The tome prompted me to reflect back to a blustery mid-winter day in the mid-1960s.
While with my family one weekend in New York City, my father excitedly pointed to a black-coated figure shuffling down Madison Avenue who walked with a strange gait that made his legs appear too short to reach the ground.
"Look, there's Vince Lombardi."
Like seeing any high-profile figure up close and personal, the image was not quite what I'd expected.
Instead of the larger-than-life figure I'd read about and seen on TV, and who eventually won five National Football League championships and two Super Bowls, I witnessed a squat, stoop-shouldered man with black horn-rimmed glasses nervously puffing on a cigarette.

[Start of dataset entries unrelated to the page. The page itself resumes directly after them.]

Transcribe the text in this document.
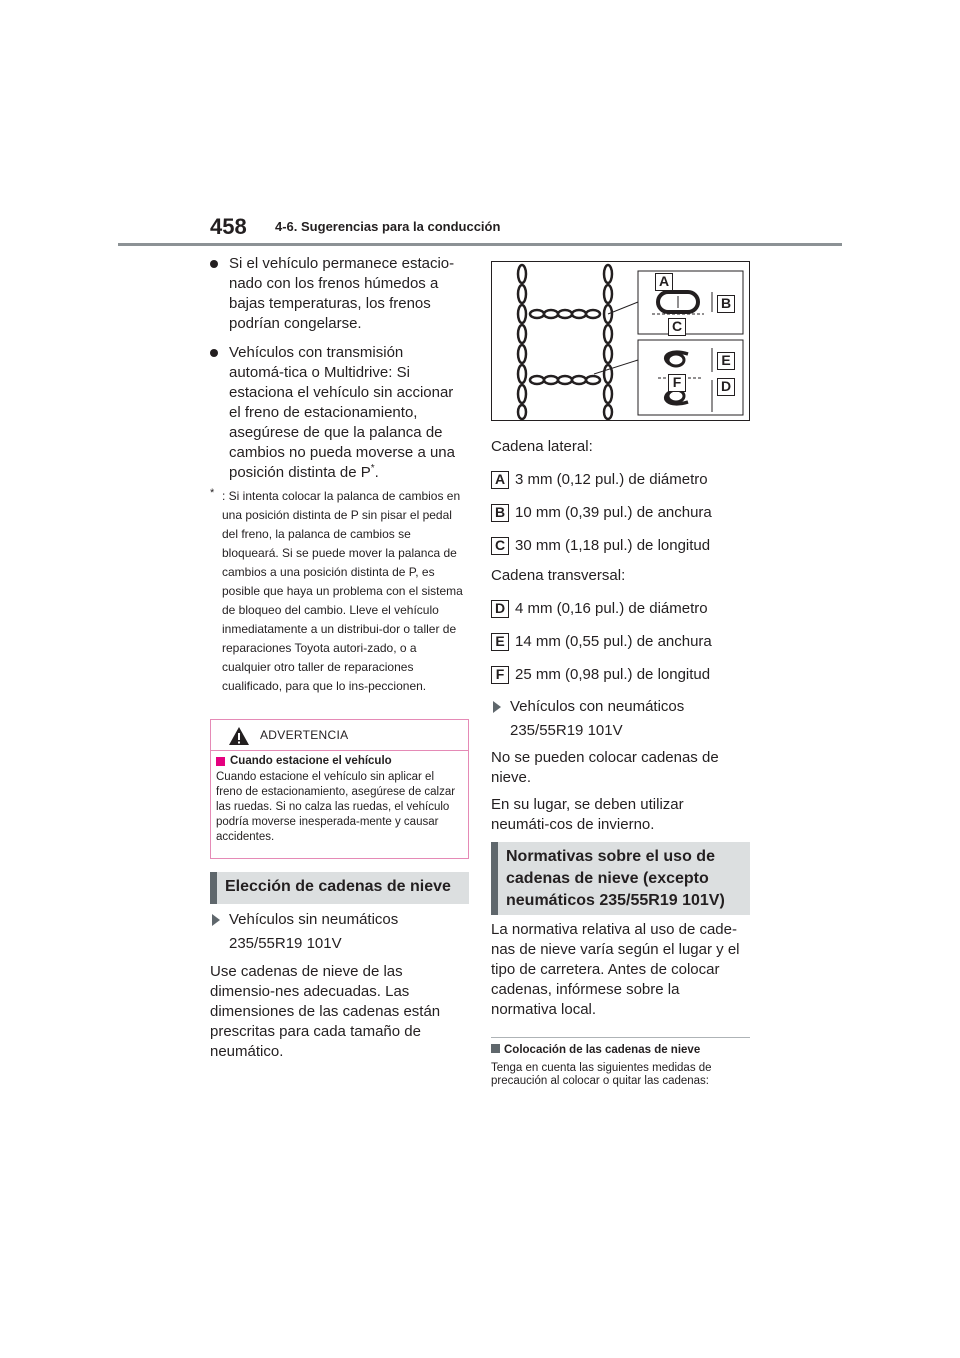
458 4-6. Sugerencias para la conducción
Si el vehículo permanece estacio-nado con los frenos húmedos a bajas temperaturas, los frenos podrían congelarse.
Vehículos con transmisión automá-tica o Multidrive: Si estaciona el vehículo sin accionar el freno de estacionamiento, asegúrese de que la palanca de cambios no pueda moverse a una posición distinta de P*.
* : Si intenta colocar la palanca de cambios en una posición distinta de P sin pisar el pedal del freno, la palanca de cambios se bloqueará. Si se puede mover la palanca de cambios a una posición distinta de P, es posible que haya un problema con el sistema de bloqueo del cambio. Lleve el vehículo inmediatamente a un distribui-dor o taller de reparaciones Toyota autori-zado, o a cualquier otro taller de reparaciones cualificado, para que lo ins-peccionen.
ADVERTENCIA
Cuando estacione el vehículo
Cuando estacione el vehículo sin aplicar el freno de estacionamiento, asegúrese de calzar las ruedas. Si no calza las ruedas, el vehículo podría moverse inesperada-mente y causar accidentes.
Elección de cadenas de nieve
Vehículos sin neumáticos
235/55R19 101V
Use cadenas de nieve de las dimensio-nes adecuadas. Las dimensiones de las cadenas están prescritas para cada tamaño de neumático.
A
B
C
E
F	D
Cadena lateral:
A 3 mm (0,12 pul.) de diámetro
B 10 mm (0,39 pul.) de anchura
C 30 mm (1,18 pul.) de longitud
Cadena transversal:
D 4 mm (0,16 pul.) de diámetro
E 14 mm (0,55 pul.) de anchura
F 25 mm (0,98 pul.) de longitud
Vehículos con neumáticos
235/55R19 101V
No se pueden colocar cadenas de nieve.
En su lugar, se deben utilizar neumáti-cos de invierno.
Normativas sobre el uso de
cadenas de nieve (excepto
neumáticos 235/55R19 101V)
La normativa relativa al uso de cade-nas de nieve varía según el lugar y el tipo de carretera. Antes de colocar cadenas, infórmese sobre la normativa local.
Colocación de las cadenas de nieve
Tenga en cuenta las siguientes medidas de precaución al colocar o quitar las cadenas:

But deflating images aside, I later learned that if Lombardi was a stickler for one basic principle for success it was simplicity and its execution.
The Packers' playbook was one of the least complex in the NFL. Lombardi's teams simply ran their trademark sweeps and off-tackle plays from uncomplicated formations and brazenly dared anybody to stop them. In practice if someone missed their assignment, Lombardi had them run it repeatedly until it was ingrained in their subconscious.

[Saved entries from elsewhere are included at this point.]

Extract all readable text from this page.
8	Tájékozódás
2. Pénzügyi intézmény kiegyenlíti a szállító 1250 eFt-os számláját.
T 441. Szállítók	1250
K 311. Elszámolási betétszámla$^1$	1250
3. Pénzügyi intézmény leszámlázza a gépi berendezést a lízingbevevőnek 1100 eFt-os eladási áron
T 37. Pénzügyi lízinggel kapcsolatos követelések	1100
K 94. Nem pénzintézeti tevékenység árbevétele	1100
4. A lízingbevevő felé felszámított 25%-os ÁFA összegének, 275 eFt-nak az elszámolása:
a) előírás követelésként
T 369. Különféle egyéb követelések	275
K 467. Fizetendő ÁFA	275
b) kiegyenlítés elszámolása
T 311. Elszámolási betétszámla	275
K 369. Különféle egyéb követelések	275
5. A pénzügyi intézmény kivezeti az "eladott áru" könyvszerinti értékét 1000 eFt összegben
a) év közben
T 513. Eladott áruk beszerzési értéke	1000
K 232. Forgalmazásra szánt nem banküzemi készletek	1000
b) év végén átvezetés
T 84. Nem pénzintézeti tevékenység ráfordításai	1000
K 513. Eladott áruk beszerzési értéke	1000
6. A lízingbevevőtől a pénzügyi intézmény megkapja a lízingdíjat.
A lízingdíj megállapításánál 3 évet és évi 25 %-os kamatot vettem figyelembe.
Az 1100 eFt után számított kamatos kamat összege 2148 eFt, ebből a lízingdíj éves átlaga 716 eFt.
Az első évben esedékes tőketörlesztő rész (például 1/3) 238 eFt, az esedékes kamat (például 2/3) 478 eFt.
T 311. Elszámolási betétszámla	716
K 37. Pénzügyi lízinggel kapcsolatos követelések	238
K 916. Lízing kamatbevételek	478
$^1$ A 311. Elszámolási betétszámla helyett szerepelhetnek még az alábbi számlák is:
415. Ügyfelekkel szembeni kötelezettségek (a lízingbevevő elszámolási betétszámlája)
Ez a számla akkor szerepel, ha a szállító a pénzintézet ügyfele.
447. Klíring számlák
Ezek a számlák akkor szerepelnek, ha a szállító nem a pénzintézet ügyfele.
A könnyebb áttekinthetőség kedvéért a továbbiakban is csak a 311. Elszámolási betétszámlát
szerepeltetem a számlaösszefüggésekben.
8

Apparently the profession is gradually adopting Lombardi's playbook.
Recently I attended a financial reporting conference where urging a simplicity with regard to standards is squarely on the agenda of the Financial Accounting Standards Board, albeit not quite with the drama of Hall of Fame halfback Paul Horning following a pair of pulling guards.

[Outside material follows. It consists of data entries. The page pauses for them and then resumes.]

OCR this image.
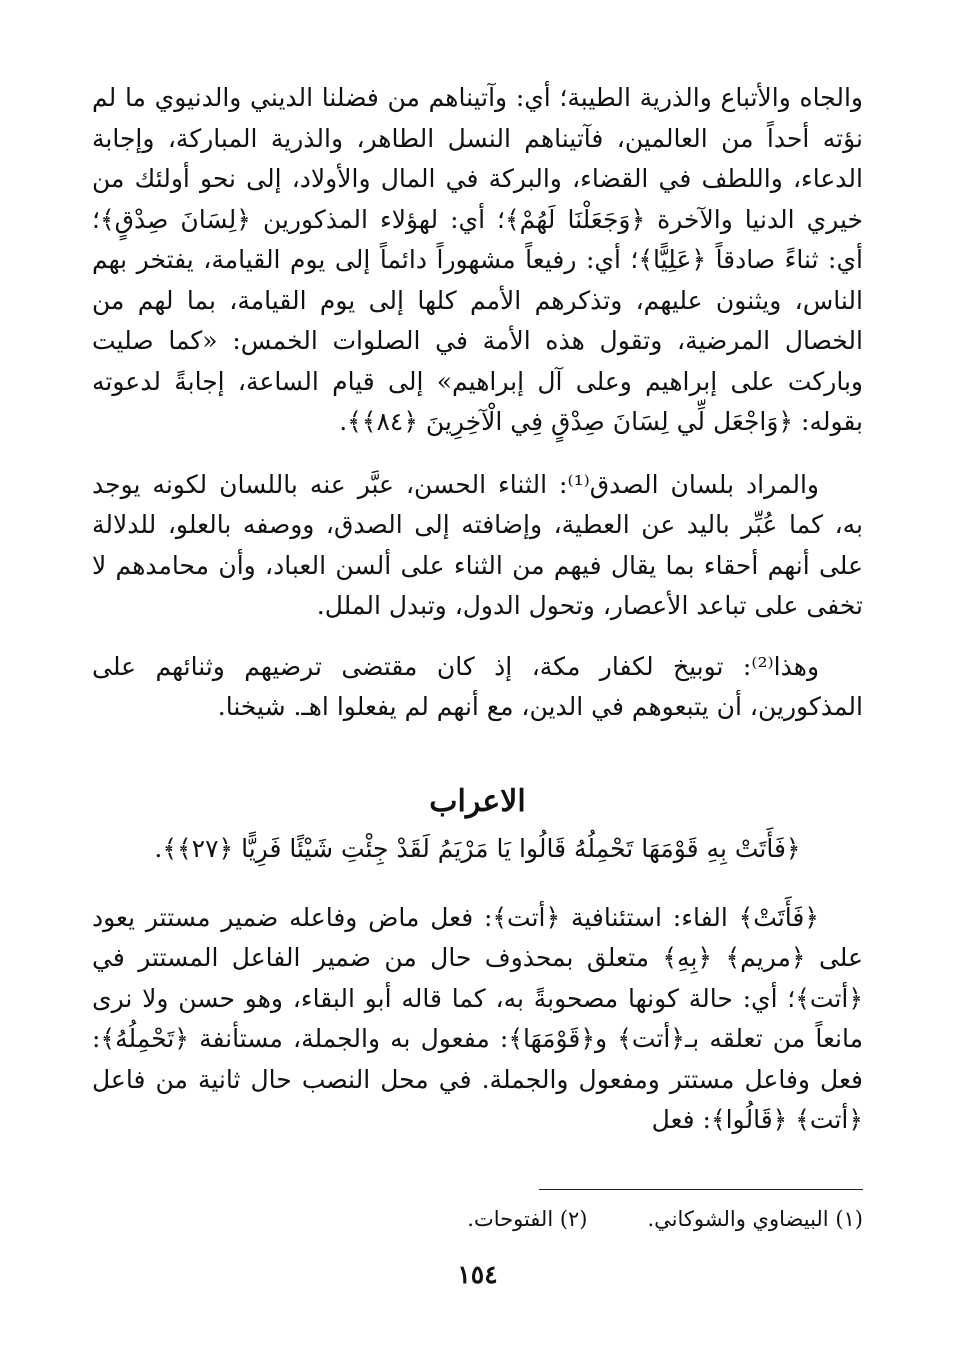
والجاه والأتباع والذرية الطيبة؛ أي: وآتيناهم من فضلنا الديني والدنيوي ما لم نؤته أحداً من العالمين، فآتيناهم النسل الطاهر، والذرية المباركة، وإجابة الدعاء، واللطف في القضاء، والبركة في المال والأولاد، إلى نحو أولئك من خيري الدنيا والآخرة ﴿وَجَعَلْنَا لَهُمْ﴾؛ أي: لهؤلاء المذكورين ﴿لِسَانَ صِدْقٍ﴾؛ أي: ثناءً صادقاً ﴿عَلِيًّا﴾؛ أي: رفيعاً مشهوراً دائماً إلى يوم القيامة، يفتخر بهم الناس، ويثنون عليهم، وتذكرهم الأمم كلها إلى يوم القيامة، بما لهم من الخصال المرضية، وتقول هذه الأمة في الصلوات الخمس: «كما صليت وباركت على إبراهيم وعلى آل إبراهيم» إلى قيام الساعة، إجابةً لدعوته بقوله: ﴿وَاجْعَل لِّي لِسَانَ صِدْقٍ فِي الْآخِرِينَ ﴿٨٤﴾﴾.

والمراد بلسان الصدق⁽¹⁾: الثناء الحسن، عبَّر عنه باللسان لكونه يوجد به، كما عُبِّر باليد عن العطية، وإضافته إلى الصدق، ووصفه بالعلو، للدلالة على أنهم أحقاء بما يقال فيهم من الثناء على ألسن العباد، وأن محامدهم لا تخفى على تباعد الأعصار، وتحول الدول، وتبدل الملل.

وهذا⁽²⁾: توبيخ لكفار مكة، إذ كان مقتضى ترضيهم وثنائهم على المذكورين، أن يتبعوهم في الدين، مع أنهم لم يفعلوا اهـ. شيخنا.

الاعراب
﴿فَأَتَتْ بِهِ قَوْمَهَا تَحْمِلُهُ قَالُوا يَا مَرْيَمُ لَقَدْ جِئْتِ شَيْئًا فَرِيًّا ﴿٢٧﴾﴾.

﴿فَأَتَتْ﴾ الفاء: استئنافية ﴿أتت﴾: فعل ماض وفاعله ضمير مستتر يعود على ﴿مريم﴾ ﴿بِهِ﴾ متعلق بمحذوف حال من ضمير الفاعل المستتر في ﴿أتت﴾؛ أي: حالة كونها مصحوبةً به، كما قاله أبو البقاء، وهو حسن ولا نرى مانعاً من تعلقه بـ﴿أتت﴾ و﴿قَوْمَهَا﴾: مفعول به والجملة، مستأنفة ﴿تَحْمِلُهُ﴾: فعل وفاعل مستتر ومفعول والجملة. في محل النصب حال ثانية من فاعل ﴿أتت﴾ ﴿قَالُوا﴾: فعل

(١) البيضاوي والشوكاني.
(٢) الفتوحات.
١٥٤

Echoing the frustration of CPAs across the nation with GAAP and its roughly 2,000 pronouncements, FASB chairman Robert Herz outlined the standard-setter's multi-year codification project where all pertinent information relevant to a particular category will be housed in one place.
FASB embarked on this ambitious project following a survey in which 95 percent of those polled supported the massive codification project.
One of the tiers in codification, Herz explained, was to pare down the number of organizations that were issuing accounting guidance, which lately seems to resemble the volume of advice emanating near a betting window at Belmont.
As Herz explained colloquially, "There was water coming out of a lot of different faucets."
But the purpose of codification was to simplify, not to change GAAP, and the results of the effort will be subjected to an outside verification process.
As one official put it, "standards should be an exercise in honest communication, not merely an exercise in compliance."
My suspicion is that had Lombardi been a CPA in lieu of a science teacher and later a football coach, GAAP would have been simplified a long time ago.